Lo dichiara la deputata di Fratelli d'Italia Barbara Polo, commentando il via libera al provvedimento.
"Si tratta di una misura organica che rafforza l'intero sistema dell'economia blu, attraverso strumenti concreti e una visione di lungo periodo. Con il Piano del Mare si introduce finalmente un coordinamento strutturato tra pesca, nautica, logistica, turismo, ricerca e tutela ambientale, superando frammentazioni e ritardi che per troppo tempo hanno frenato il potenziale del settore", prosegue.
"Il provvedimento contiene scelte importanti anche sul piano della sovranità nazionale, con l'istituzione della Zona Contigua, che rafforza la capacità dello Stato di tutelare i propri interessi nelle acque italiane, e interviene a sostegno del comparto ittico, riconoscendo maggiori tutele e strumenti di supporto a pescatori che rappresentano un presidio economico e sociale fondamentale.

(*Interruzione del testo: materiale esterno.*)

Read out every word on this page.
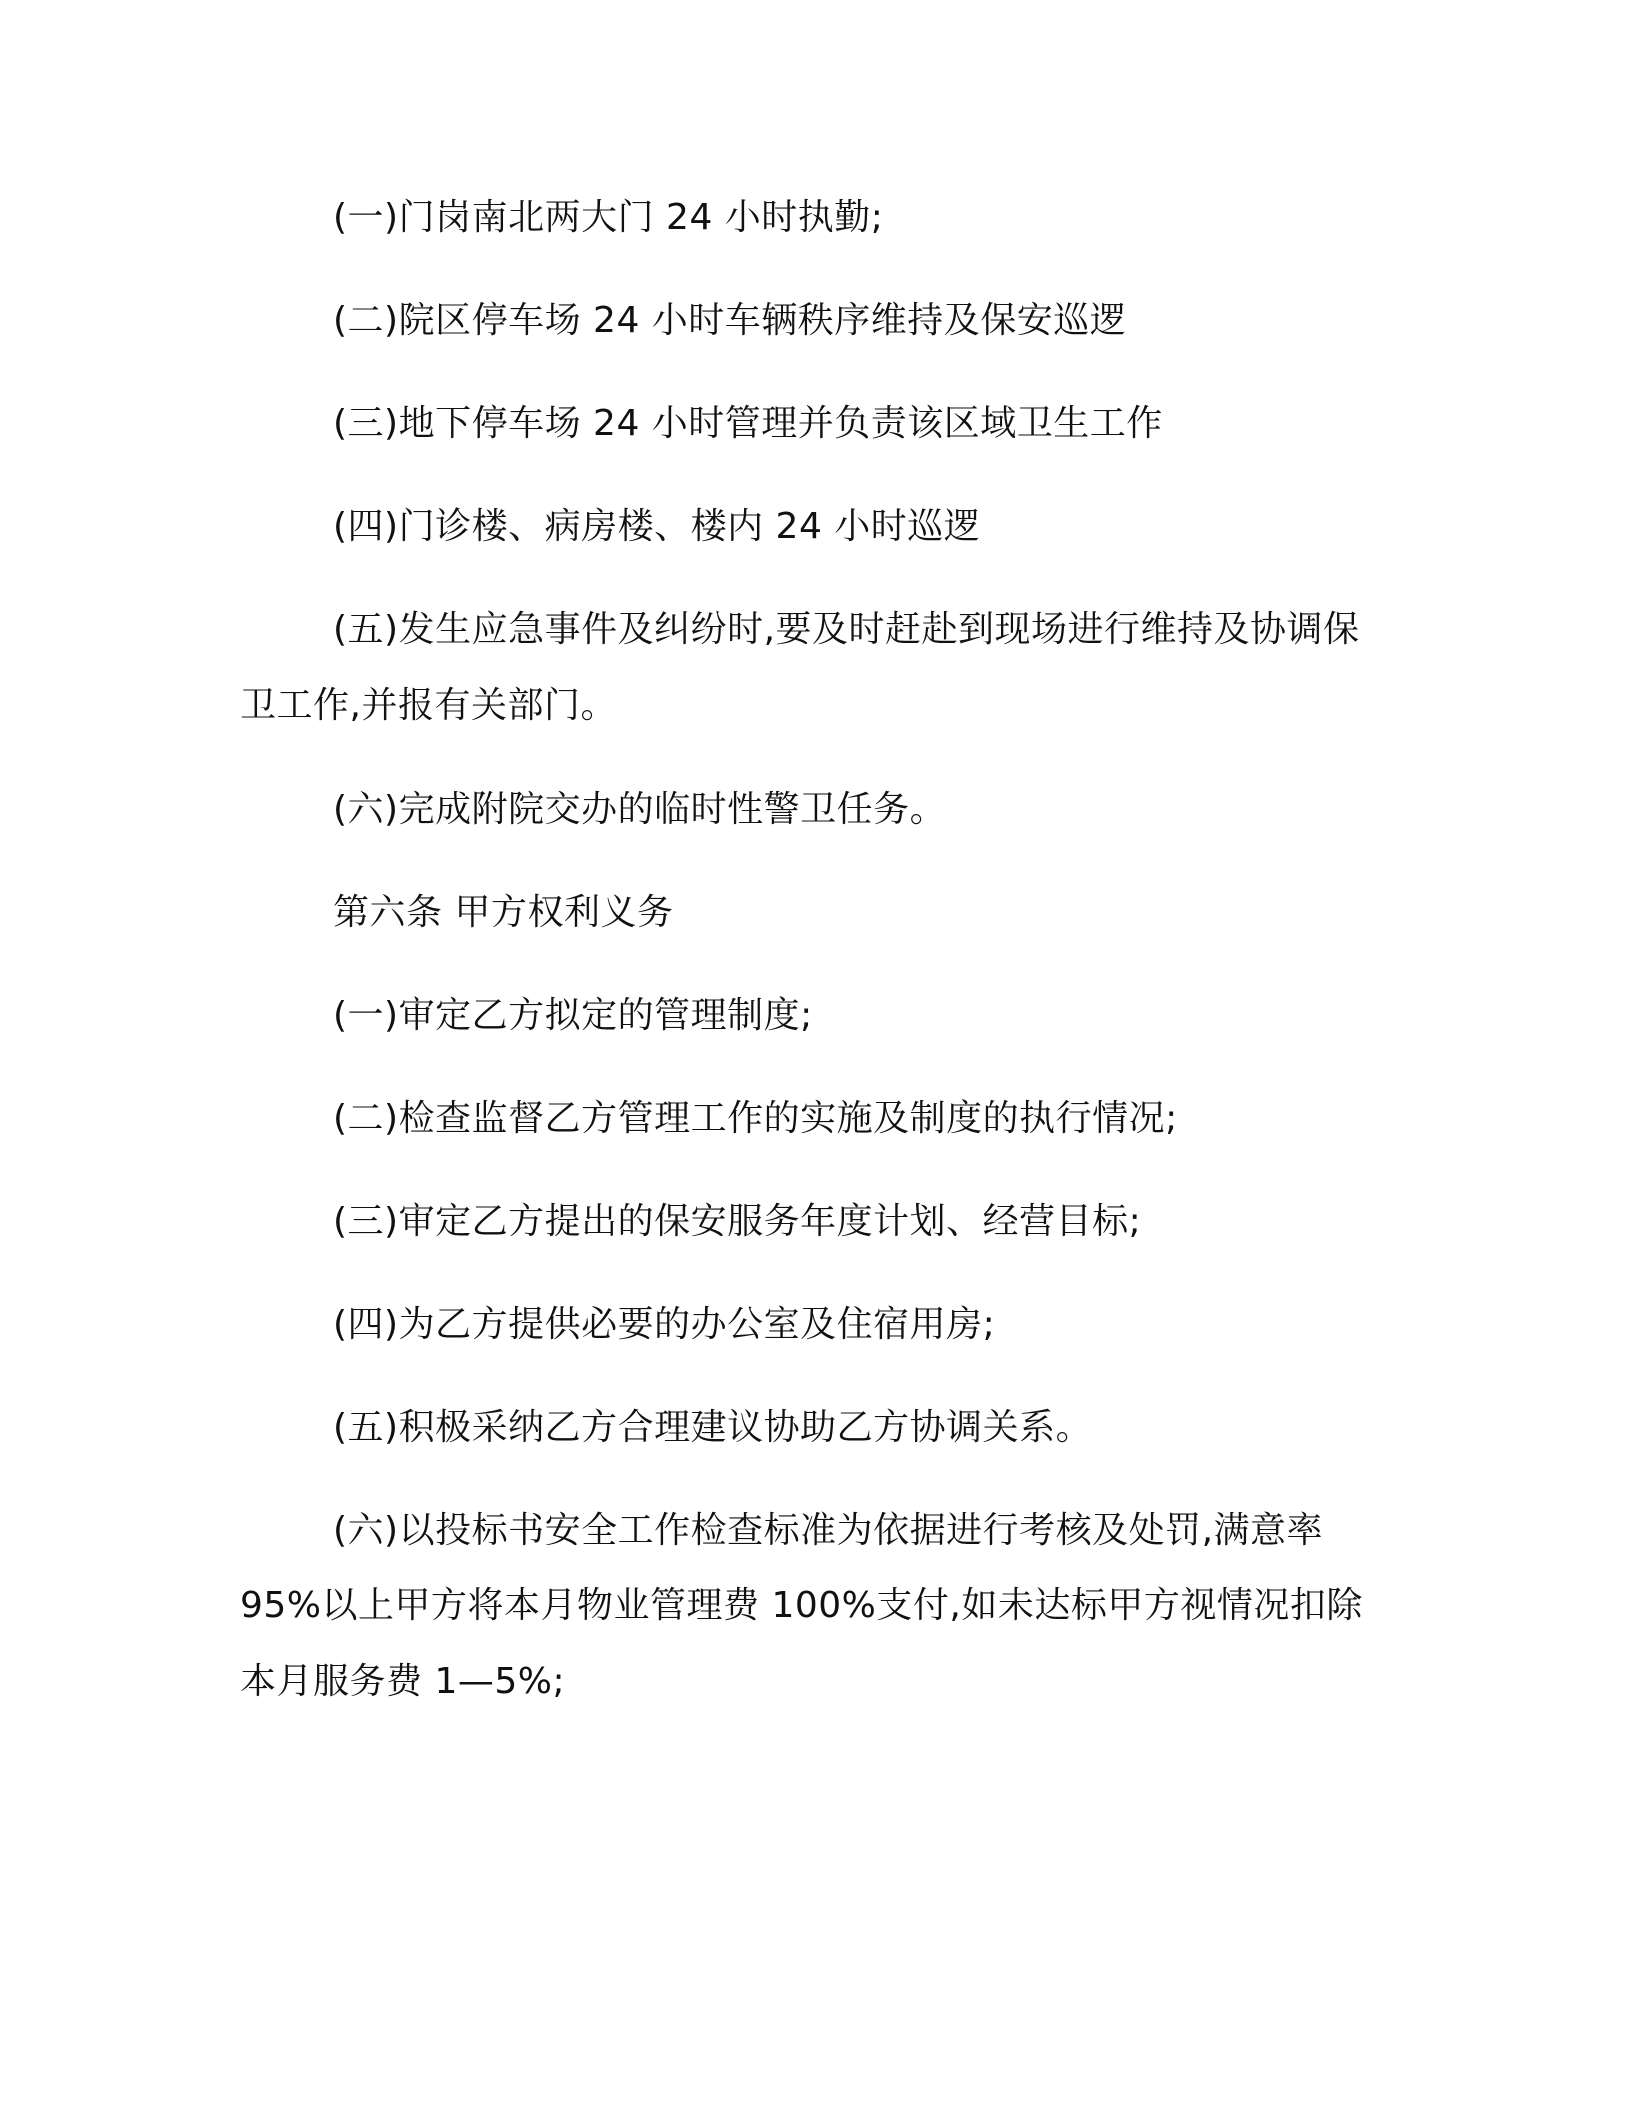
(一)门岗南北两大门 24 小时执勤;
(二)院区停车场 24 小时车辆秩序维持及保安巡逻
(三)地下停车场 24 小时管理并负责该区域卫生工作
(四)门诊楼、病房楼、楼内 24 小时巡逻
(五)发生应急事件及纠纷时,要及时赶赴到现场进行维持及协调保
卫工作,并报有关部门。
(六)完成附院交办的临时性警卫任务。
第六条 甲方权利义务
(一)审定乙方拟定的管理制度;
(二)检查监督乙方管理工作的实施及制度的执行情况;
(三)审定乙方提出的保安服务年度计划、经营目标;
(四)为乙方提供必要的办公室及住宿用房;
(五)积极采纳乙方合理建议协助乙方协调关系。
(六)以投标书安全工作检查标准为依据进行考核及处罚,满意率
95%以上甲方将本月物业管理费 100%支付,如未达标甲方视情况扣除
本月服务费 1—5%;
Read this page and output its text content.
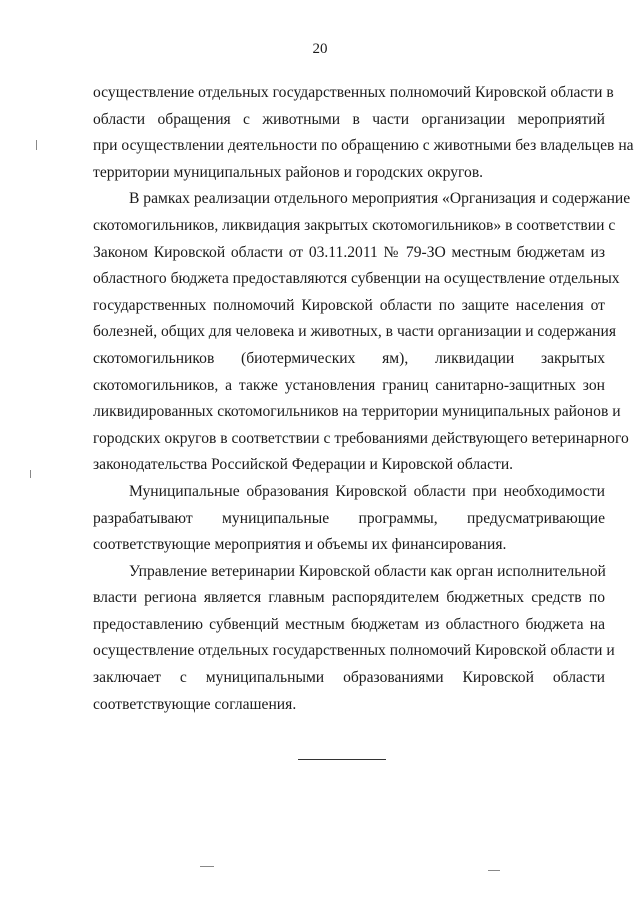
20
осуществление отдельных государственных полномочий Кировской области в
области обращения с животными в части организации мероприятий
при осуществлении деятельности по обращению с животными без владельцев на
территории муниципальных районов и городских округов.
В рамках реализации отдельного мероприятия «Организация и содержание
скотомогильников, ликвидация закрытых скотомогильников» в соответствии с
Законом Кировской области от 03.11.2011 № 79-ЗО местным бюджетам из
областного бюджета предоставляются субвенции на осуществление отдельных
государственных полномочий Кировской области по защите населения от
болезней, общих для человека и животных, в части организации и содержания
скотомогильников (биотермических ям), ликвидации закрытых
скотомогильников, а также установления границ санитарно-защитных зон
ликвидированных скотомогильников на территории муниципальных районов и
городских округов в соответствии с требованиями действующего ветеринарного
законодательства Российской Федерации и Кировской области.
Муниципальные образования Кировской области при необходимости
разрабатывают муниципальные программы, предусматривающие
соответствующие мероприятия и объемы их финансирования.
Управление ветеринарии Кировской области как орган исполнительной
власти региона является главным распорядителем бюджетных средств по
предоставлению субвенций местным бюджетам из областного бюджета на
осуществление отдельных государственных полномочий Кировской области и
заключает с муниципальными образованиями Кировской области
соответствующие соглашения.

La legge valorizza inoltre la filiera della nautica e della cantieristica, eccellenze italiane riconosciute a livello internazionale, e promuove la cultura del mare, la salvaguardia dell'ambiente marino e del patrimonio archeologico sommerso, componenti essenziali della nostra identità. Durante l'esame parlamentare – sottolinea la deputata – sono state raccolte proposte migliorative, tra cui il mio ordine del giorno, accolto come raccomandazione, che impegna il Governo ad adottare specifiche misure a favore della Sardegna, territorio che per vocazione e posizione strategica deve essere protagonista di questa nuova visione marittima. Non è un punto di arrivo, ma un punto di partenza importante. L'Italia- conclude Polo- ha nel mare una risorsa straordinaria e questa legge lo valorizza pienamente".